Likewise, her new coach, Jonathan Tsipis, is excited about the talents Duckett brings to the program.

“I think she has a different skill set that I’d compare to somebody like Cayla McMorris,” Tsipis said. “Her frame isn’t as big but she’s quicker. What we really liked about her is she was really hard to guard. She’s very natural coming off of screens, has a really good pull-up jumper and can get to the rim.

“Her skill set is unique to what we were looking for. She’s a different type of player than the wings we have on our roster.”

Tsipis said he talked with the coaches at North Carolina, who were pleased with her attitude and work ethic, even as she was relegated to the bench.

Michael Panaggio, who began training Duckett when she was 13 and coached her at DME, believes she’s found her proper destination the second time around.

“I think this is a better fit for her than North Carolina,” Panaggio said. “She’s a very high-level scorer if utilized properly. She’s a worker and she’s confident. To be in the right system is everything for her and I think she’s going to flourish in coach T’s system at Wisconsin.”

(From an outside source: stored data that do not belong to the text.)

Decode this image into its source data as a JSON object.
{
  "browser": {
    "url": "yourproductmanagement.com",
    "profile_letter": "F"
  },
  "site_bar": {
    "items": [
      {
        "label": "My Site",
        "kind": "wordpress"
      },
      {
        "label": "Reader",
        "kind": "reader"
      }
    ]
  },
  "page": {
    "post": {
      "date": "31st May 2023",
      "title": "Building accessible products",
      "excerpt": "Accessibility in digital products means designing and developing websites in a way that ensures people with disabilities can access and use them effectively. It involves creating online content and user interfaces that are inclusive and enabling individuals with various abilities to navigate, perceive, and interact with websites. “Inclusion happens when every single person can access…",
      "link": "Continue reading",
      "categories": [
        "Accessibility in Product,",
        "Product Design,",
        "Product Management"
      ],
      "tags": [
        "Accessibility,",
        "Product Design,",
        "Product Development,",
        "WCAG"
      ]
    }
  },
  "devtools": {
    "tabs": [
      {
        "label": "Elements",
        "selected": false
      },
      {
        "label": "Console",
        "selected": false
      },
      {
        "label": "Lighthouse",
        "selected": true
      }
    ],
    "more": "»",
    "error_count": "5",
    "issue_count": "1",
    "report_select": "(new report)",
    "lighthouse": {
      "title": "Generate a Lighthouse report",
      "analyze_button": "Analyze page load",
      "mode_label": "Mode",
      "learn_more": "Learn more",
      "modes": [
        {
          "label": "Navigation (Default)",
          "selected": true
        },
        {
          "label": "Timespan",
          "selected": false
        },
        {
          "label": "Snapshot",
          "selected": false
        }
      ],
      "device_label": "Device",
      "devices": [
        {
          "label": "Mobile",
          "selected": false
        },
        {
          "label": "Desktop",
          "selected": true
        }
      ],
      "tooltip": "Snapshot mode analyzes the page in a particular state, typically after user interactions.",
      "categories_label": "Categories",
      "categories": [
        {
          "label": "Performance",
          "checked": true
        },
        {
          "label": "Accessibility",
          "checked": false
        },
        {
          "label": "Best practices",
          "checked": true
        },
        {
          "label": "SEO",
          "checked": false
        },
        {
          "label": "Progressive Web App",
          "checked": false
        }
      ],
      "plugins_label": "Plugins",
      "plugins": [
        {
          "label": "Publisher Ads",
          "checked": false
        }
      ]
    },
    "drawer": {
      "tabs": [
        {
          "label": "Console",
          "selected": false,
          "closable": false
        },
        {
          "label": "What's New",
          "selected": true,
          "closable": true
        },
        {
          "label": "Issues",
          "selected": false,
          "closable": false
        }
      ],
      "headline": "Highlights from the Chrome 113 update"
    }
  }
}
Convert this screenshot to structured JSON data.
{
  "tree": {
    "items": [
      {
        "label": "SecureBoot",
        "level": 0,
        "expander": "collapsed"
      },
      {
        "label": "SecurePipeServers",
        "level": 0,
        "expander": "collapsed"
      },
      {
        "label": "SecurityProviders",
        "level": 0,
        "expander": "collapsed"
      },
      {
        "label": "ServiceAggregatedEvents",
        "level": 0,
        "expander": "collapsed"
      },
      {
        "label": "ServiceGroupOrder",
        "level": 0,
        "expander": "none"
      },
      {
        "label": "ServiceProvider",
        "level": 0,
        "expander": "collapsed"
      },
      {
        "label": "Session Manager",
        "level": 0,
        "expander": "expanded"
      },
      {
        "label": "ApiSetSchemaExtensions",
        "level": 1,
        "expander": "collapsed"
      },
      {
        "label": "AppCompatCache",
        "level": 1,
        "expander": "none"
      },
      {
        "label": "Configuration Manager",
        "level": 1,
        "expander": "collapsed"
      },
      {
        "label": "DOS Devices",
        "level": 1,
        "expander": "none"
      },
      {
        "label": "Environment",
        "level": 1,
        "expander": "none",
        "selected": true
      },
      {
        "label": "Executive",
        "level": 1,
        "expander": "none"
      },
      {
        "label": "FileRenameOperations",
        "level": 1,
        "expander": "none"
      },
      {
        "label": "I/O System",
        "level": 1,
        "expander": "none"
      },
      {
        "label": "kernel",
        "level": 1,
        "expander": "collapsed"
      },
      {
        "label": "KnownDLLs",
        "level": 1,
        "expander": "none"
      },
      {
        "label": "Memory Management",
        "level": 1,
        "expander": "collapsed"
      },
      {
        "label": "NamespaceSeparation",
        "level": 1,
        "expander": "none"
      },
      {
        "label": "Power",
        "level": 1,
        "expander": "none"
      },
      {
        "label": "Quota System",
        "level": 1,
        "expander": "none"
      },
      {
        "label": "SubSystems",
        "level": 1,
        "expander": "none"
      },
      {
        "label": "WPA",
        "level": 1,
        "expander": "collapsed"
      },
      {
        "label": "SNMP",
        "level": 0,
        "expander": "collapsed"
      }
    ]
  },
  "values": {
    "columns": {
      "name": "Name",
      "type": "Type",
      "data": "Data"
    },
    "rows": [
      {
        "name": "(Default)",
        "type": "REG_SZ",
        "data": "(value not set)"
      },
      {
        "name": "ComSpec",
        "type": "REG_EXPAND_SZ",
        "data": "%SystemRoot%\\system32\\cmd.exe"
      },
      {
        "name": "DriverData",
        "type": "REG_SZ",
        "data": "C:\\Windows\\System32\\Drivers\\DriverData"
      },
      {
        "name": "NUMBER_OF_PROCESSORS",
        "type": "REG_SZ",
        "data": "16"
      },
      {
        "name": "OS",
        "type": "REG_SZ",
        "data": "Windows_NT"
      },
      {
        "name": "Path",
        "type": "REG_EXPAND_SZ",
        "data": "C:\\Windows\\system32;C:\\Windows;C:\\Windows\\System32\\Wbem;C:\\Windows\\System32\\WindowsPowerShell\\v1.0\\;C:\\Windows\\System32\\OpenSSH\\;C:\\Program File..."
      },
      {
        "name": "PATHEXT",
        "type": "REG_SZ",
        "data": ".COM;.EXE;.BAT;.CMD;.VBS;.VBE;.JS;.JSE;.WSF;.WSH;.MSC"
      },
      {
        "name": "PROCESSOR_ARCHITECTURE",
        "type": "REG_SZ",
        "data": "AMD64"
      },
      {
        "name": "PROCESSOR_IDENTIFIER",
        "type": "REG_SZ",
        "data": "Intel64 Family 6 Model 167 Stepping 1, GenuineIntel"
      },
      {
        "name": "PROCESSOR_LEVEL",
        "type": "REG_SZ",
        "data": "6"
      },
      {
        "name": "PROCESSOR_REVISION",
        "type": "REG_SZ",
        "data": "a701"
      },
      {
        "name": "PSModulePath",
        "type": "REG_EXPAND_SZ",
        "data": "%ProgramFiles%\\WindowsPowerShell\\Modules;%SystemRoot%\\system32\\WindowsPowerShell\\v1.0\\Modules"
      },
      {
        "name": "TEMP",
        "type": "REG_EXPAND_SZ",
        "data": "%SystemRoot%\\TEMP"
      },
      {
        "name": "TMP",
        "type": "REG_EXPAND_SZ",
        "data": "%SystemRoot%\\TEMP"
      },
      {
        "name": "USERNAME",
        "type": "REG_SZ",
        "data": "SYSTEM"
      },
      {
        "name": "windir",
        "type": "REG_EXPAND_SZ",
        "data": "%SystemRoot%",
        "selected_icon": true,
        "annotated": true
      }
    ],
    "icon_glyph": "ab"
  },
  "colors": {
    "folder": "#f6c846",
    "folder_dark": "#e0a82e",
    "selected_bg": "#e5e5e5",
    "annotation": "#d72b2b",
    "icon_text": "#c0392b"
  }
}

Pagaggio described her as an “old school” wing in that she doesn’t need to dominate the ball to be effective.

“I think she can make an impact,” he said. “I don’t want to put pressure on the kid, but I think she helps the program on a talent level. The skills are there and the potential is there for her to be a program-changer.”

Duckett will have three years of eligibility at UW, though it’s uncertain as to when the clock will start on that. The NCAA is set to vote May 20 on proposals to allow first-time transfers to be eligible immediately in all sports, but if that change is made it might not go into effect until 2021-22. In that case there’s always the appeal process, which could be standardized to allow players to be eligible immediately with the support of the original school.

Either way, Duckett is prepared and determined to have an impact as soon as she can.

“I believe in coach T’s vision and I want to help him and Wisconsin any way I possible to help them get off the ground,” she said. “I definitely see the potential and I think we can do big things in the coming years.”